Voucher opponents keep seeking ways to quash choice
If they were as intent on balancing the budget, their work would be all done
By John Huebscher
If some lawmakers were as diligent in finding a solution to the state's fiscal woes as they are in trying out new excuses to kill the Milwaukee parental choice program the budget conference committee would have finished its work long ago.
Instead, like Jason in search of the Golden Fleece, voucher opponents have meandered about the legislative landscape suggesting one excuse after another for quashing the program.
First, opponents argued the voucher program would harm the diversity of Milwaukee's schools and steer children to schools that were not accredited. Then, the nonpartisan Legislative Audit Bureau debunked those arguments in a study of the program.
Last year, legislators tried to kill the program on the grounds that it siphoned school aids dollars from rural districts to Milwaukee.
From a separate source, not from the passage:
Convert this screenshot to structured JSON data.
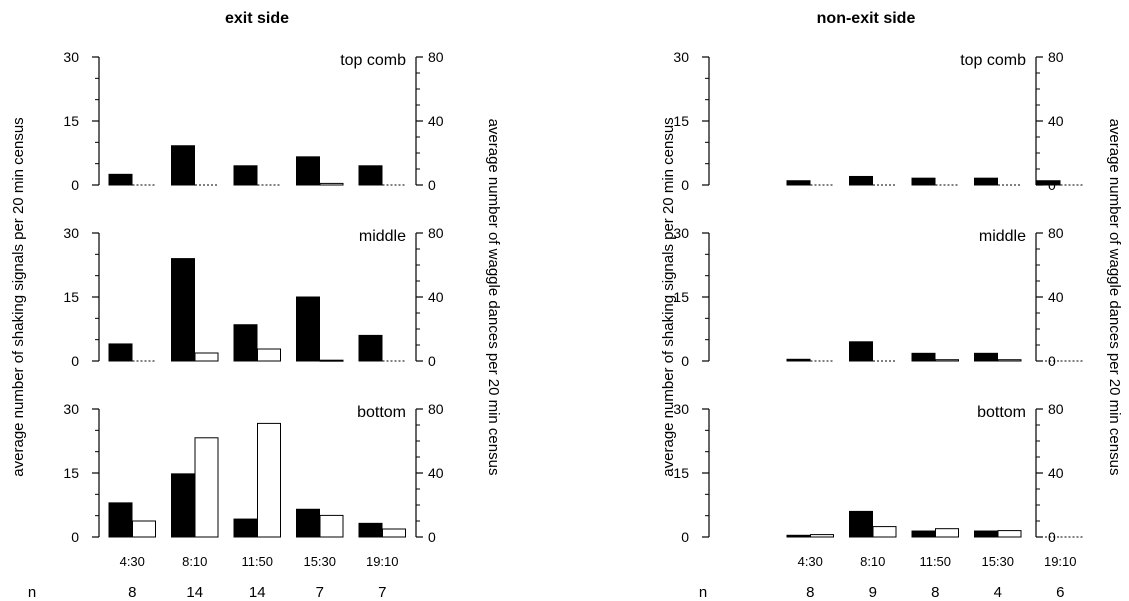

That argument collapsed after another non-partisan agency, the Legislative Fiscal Bureau reported that the Milwaukee school district would receive an even larger share of the school aid pie if the voucher program were terminated.
Undaunted, the anti-voucher forces are now attempting to use Wisconsin's revenue shortfall as yet another pretense for terminating the program. As they did last summer they have proposed reducing the voucher available to families to such a low level that none of them could afford to take advantage of the program.
They have offered up two excuses for this latest effort. One insults the intelligence of anyone who has observed the budget process to date. The other turns Wisconsin's progressive tradition of doing more for the needy on its head.
The first excuse for gutting the voucher program is that families who benefit from the vouchers must share in the sacrifices everyone else is making as Wisconsin repairs its broken budget. Of course the voucher opponents ignore the fact that most other programs that target aid to needy families have been spared the budget axe to this point.
They also fail to point out that no proposal to fix the budget shortfall cuts the planned increase in state aid to public schools. So rather than ask the needy children who benefit from the voucher program to share in the larger sacrifice, the program's opponents are really trying to impose a fiscal pain on them that no other K-12 student is asked to endure.
The second rationale for cutting the program is that the amount of the voucher in the Milwaukee program is greater than any of the other experiments across the nation. As they do so, they ignore and implicitly repudiate the Wisconsin legacy of doing more than other states.
In years gone by, Wisconsin's leaders were proud of the fact that we led the nation in things like unemployment insurance and worker's compensation or that our public assistance safety net provided more help to needy families.
More recently, we took pride in the fact that fewer of our citizens lack health insurance than is the case in other states. It is striking that the very people who defend other chords in Wisconsin's safety net should now take the position that going the extra mile for needy school children is an approach to be shunned.
It appears that the political descendants of people like Roosevelt, Truman and La Follette have traveled far indeed.
(Huebscher is executive director of the Wisconsin Catholic Conference, the civil arm of the state's five diocesan bishops. Its website is www.wisconsincatholic.com.)